Sia chiaro, chi scrive ritiene, contro l’opinione diffusa, l’ultimo album omonimo una buona prova, in particolare l’ipotetico “lato A”, ma la prova sul campo mostra usualmente lo stato creativo ed emotivo di una band, ed i nostri non hanno lasciato un buon ricordo qui in Italia nell’ultima visita.
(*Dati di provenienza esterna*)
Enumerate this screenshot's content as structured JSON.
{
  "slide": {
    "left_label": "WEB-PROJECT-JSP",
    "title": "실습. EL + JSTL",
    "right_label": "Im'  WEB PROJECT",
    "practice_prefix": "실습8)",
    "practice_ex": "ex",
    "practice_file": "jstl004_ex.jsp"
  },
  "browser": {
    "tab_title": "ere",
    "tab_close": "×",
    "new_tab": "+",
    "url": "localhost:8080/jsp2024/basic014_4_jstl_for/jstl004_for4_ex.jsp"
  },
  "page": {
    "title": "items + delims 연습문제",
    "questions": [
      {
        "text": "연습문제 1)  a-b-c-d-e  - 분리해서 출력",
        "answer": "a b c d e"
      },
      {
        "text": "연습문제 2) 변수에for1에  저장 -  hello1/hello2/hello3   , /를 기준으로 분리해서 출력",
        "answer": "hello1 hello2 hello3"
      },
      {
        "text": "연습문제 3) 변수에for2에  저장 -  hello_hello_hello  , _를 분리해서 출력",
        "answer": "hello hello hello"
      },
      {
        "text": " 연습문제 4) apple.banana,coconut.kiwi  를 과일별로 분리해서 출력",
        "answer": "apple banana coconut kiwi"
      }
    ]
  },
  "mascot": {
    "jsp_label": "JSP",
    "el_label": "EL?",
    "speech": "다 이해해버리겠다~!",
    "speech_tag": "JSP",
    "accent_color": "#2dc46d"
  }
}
Di fronte al Palasharp gli hamburger sono pessimi ma il clima è per alcuni versi addirittura euforico: nonostante tutto nel nostro paese band del genere non passano con elevatissima frequenza. All’interno il palazzo non è ancora pieno, e molti si stanno ancora ambientando, chiacchierando e bevendo birra, quando iniziano i Surfer Blood, special guest o, più prosaicamente, gruppo-spalla della serata. Il pubblico, piuttosto maturo ed apparentemente competente, non sembra a disagio nel constatare come il cantante faccia d’angelo del gruppo proveniente da West Palm Beach potrebbe essere la persona più giovane tra i convenuti, ed apprezza i surf-shoegaze dei cinque della Florida.
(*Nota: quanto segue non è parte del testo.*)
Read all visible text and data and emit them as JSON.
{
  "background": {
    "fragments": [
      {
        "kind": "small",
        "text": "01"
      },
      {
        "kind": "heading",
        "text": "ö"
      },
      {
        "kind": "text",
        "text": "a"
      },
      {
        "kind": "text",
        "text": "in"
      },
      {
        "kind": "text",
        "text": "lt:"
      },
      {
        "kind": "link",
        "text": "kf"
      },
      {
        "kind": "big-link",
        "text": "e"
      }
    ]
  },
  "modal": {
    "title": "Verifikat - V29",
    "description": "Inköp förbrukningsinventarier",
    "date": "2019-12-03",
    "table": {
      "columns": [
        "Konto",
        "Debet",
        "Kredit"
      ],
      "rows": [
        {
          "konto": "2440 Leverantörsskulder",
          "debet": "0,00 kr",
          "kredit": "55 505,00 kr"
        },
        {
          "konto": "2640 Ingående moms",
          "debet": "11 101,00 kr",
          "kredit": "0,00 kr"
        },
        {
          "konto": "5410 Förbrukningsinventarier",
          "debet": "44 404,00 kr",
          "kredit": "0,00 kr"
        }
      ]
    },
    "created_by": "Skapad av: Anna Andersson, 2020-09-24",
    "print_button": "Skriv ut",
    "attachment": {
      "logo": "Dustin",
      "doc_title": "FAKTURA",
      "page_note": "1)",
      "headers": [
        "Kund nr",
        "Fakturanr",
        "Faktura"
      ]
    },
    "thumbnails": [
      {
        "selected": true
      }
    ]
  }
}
Il set scorre via rapidamente senza in verità lasciare grandi tracce, anche perché tutta l’attenzione è concentrata sull’ingresso imminente dell’ormai trio (o quintetto) newyorkese: l’apertura, tra gli immancabili flash, è affidata alla prima traccia dell’ultimo album, la notevolissima “Success”. Purtroppo Paul Banks è piuttosto freddo, ed il pezzo, uno dei più oscuri ed intensi del repertorio dai tempi di Turn On The Bright Lights, ne risente non poco. L’inizio è in generale piuttosto contratto e allora “Say Hello To The Angels” permette di far divertire la sala senza eccessivo impegno, con il minimo sforzo. È a questo punto che il biondo frontman cambia marcia e, scaldata la voce, propone un’ottima “Narc”, una sorprendete “Legth of Love”, ed una impeccabile “Summer Well”, canzone che su disco risulta un po’ già sentita, ma che live mostra grande potenziale. Da qui in poi la serata prende il volo ed una scarica di classici ipnotizza gli astanti che di fronte ad un tale repertorio, in cui i nuovi pezzi sembrano amalgamarsi perfettamente con i vecchi,”Rest My Chemistry”-“Slow Hands” rappresenta probabilmente il picco dell’esibizione, con un Daniel Kessler sugli scudi, ed un accenno di pogo nelle prime file, ma è nel complesso di una decina di pezzi, in cui si snoda la parte centrale del concerto, che risulta chiara la sensazione di una band tutt’altro che alla fine dei suoi giorni migliori, ma al contrario oramai completamente padrona dei propri pezzi ed in grado di renderli al meglio come con la splendida “NYC” e nel passaggio “Lights”-“PDA”, ben coadiuvata dal compitino svolto da David Pajo al basso. Menzione a parte è necessaria per Sam Fogarino il quale, costantemente avvolto in una nuvola di fumo, costruisce per intero il suono Interpol, ed assesta assieme a Kessler il colpo finale “Memory Serves”-“Not Even Jail” ad un pubblico deliziato ed un po’ stordito.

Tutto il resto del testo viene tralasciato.